Сегодня, когда жизнь в основном позади, я все с большей нежностью вспоминаю свои ранние детские годы. И это не только обычная для пожилых людей ностальгия. Каждый человек полнее всего раскрывается в том или ином возрасте, а потом что-то не складывается, путь к себе самому оказывается потерян. Поэтому будь моя воля, я бы хотел навсегда остаться 5-6 летним мальчиком, в те далекие 50-е и 60-е, когда было невероятно обостренное восприятие мира, работала фантазия, за каждым окрестным забором, сараями и помойками, ждала пленительная тайна, когда куча бабушек, прабабушек и тетушек меня любили, когда были рядом самые близкие люди - мама  и бабушка, Наталья Николаевна. Бабушка была человеком с сильным характером, властная хозяйка, не любившая ласк и поцелуев, но с огромной охотой взваливавшая на себя любую ответственность, иногда даже не прошенную.
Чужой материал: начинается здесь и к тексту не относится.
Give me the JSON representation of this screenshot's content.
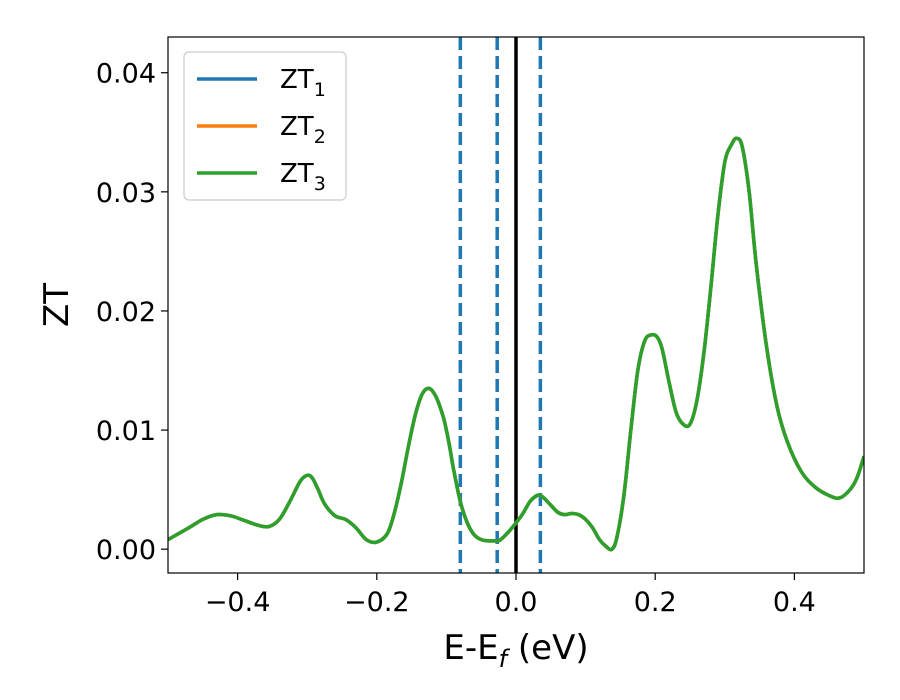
{
  "chart_data": {
    "type": "line",
    "title": "",
    "xlabel": {
      "main": "E-E",
      "sub": "f",
      "suffix": " (eV)"
    },
    "ylabel": "ZT",
    "xlim": [
      -0.5,
      0.5
    ],
    "ylim": [
      -0.002,
      0.043
    ],
    "x_ticks": [
      -0.4,
      -0.2,
      0.0,
      0.2,
      0.4
    ],
    "x_tick_labels": [
      "−0.4",
      "−0.2",
      "0.0",
      "0.2",
      "0.4"
    ],
    "y_ticks": [
      0.0,
      0.01,
      0.02,
      0.03,
      0.04
    ],
    "y_tick_labels": [
      "0.00",
      "0.01",
      "0.02",
      "0.03",
      "0.04"
    ],
    "grid": false,
    "legend_position": "top-left",
    "series": [
      {
        "name": {
          "base": "ZT",
          "sub": "1"
        },
        "color": "#1f77b4",
        "x": [
          -0.5,
          -0.47,
          -0.45,
          -0.43,
          -0.41,
          -0.39,
          -0.37,
          -0.355,
          -0.34,
          -0.325,
          -0.31,
          -0.3,
          -0.293,
          -0.285,
          -0.275,
          -0.26,
          -0.245,
          -0.23,
          -0.215,
          -0.2,
          -0.185,
          -0.175,
          -0.165,
          -0.155,
          -0.145,
          -0.135,
          -0.125,
          -0.115,
          -0.105,
          -0.1,
          -0.095,
          -0.09,
          -0.08,
          -0.07,
          -0.06,
          -0.05,
          -0.04,
          -0.03,
          -0.025,
          -0.02,
          -0.01,
          0.0,
          0.01,
          0.02,
          0.03,
          0.035,
          0.04,
          0.05,
          0.06,
          0.07,
          0.08,
          0.09,
          0.1,
          0.11,
          0.12,
          0.13,
          0.138,
          0.145,
          0.155,
          0.165,
          0.175,
          0.185,
          0.195,
          0.203,
          0.21,
          0.22,
          0.23,
          0.24,
          0.25,
          0.26,
          0.27,
          0.28,
          0.29,
          0.3,
          0.31,
          0.317,
          0.325,
          0.335,
          0.345,
          0.36,
          0.375,
          0.39,
          0.41,
          0.43,
          0.45,
          0.465,
          0.48,
          0.49,
          0.5
        ],
        "y": [
          0.0008,
          0.0018,
          0.0025,
          0.0029,
          0.0028,
          0.0024,
          0.002,
          0.0019,
          0.0025,
          0.004,
          0.0057,
          0.0062,
          0.006,
          0.0051,
          0.0038,
          0.0028,
          0.0025,
          0.0018,
          0.0008,
          0.0006,
          0.0013,
          0.003,
          0.0055,
          0.0085,
          0.0112,
          0.013,
          0.0135,
          0.0128,
          0.0112,
          0.01,
          0.0085,
          0.0068,
          0.004,
          0.0022,
          0.0012,
          0.0008,
          0.0007,
          0.0007,
          0.0007,
          0.0009,
          0.0015,
          0.0022,
          0.003,
          0.004,
          0.0045,
          0.0045,
          0.0043,
          0.0037,
          0.0031,
          0.0029,
          0.003,
          0.0029,
          0.0025,
          0.0018,
          0.0008,
          0.0002,
          0.0,
          0.001,
          0.0045,
          0.01,
          0.015,
          0.0175,
          0.018,
          0.0178,
          0.0168,
          0.014,
          0.0115,
          0.0105,
          0.0105,
          0.0125,
          0.0165,
          0.022,
          0.028,
          0.0325,
          0.034,
          0.0345,
          0.0338,
          0.03,
          0.024,
          0.017,
          0.012,
          0.009,
          0.0065,
          0.0052,
          0.0045,
          0.0043,
          0.005,
          0.006,
          0.0078
        ]
      },
      {
        "name": {
          "base": "ZT",
          "sub": "2"
        },
        "color": "#ff7f0e",
        "same_as": 0
      },
      {
        "name": {
          "base": "ZT",
          "sub": "3"
        },
        "color": "#2ca02c",
        "same_as": 0
      }
    ],
    "vertical_lines": [
      {
        "x": -0.08,
        "style": "dashed",
        "color": "#1f77b4"
      },
      {
        "x": -0.027,
        "style": "dashed",
        "color": "#1f77b4"
      },
      {
        "x": 0.0,
        "style": "solid",
        "color": "#000000"
      },
      {
        "x": 0.035,
        "style": "dashed",
        "color": "#1f77b4"
      }
    ]
  }
}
Ее побаивались немного, она умела говорить в лицо подчас обидные вещи, но все уважали. Лишь после 85 лет, с почти полной утратой зрения, она стала сдавать, и выпускать из рук бразды домашнего правления. Я был ее любимым внуком, самым близким человеком. Тогда еще был цел старый дом, с бревенчатыми черными стенами, огромным чердаком, лабиринтом коридоров и комнат, помнящий всю нашу семью, въехавшую в него зимой 1924 года. Когда был цел ныне испорченный и застроенный парк с прудами, через который мы с мамой в конце каждого мая ходили собирать ландыши, это считался дальний поход, за ручей. Сейчас и этого места нет, на нем расположилось кладбище.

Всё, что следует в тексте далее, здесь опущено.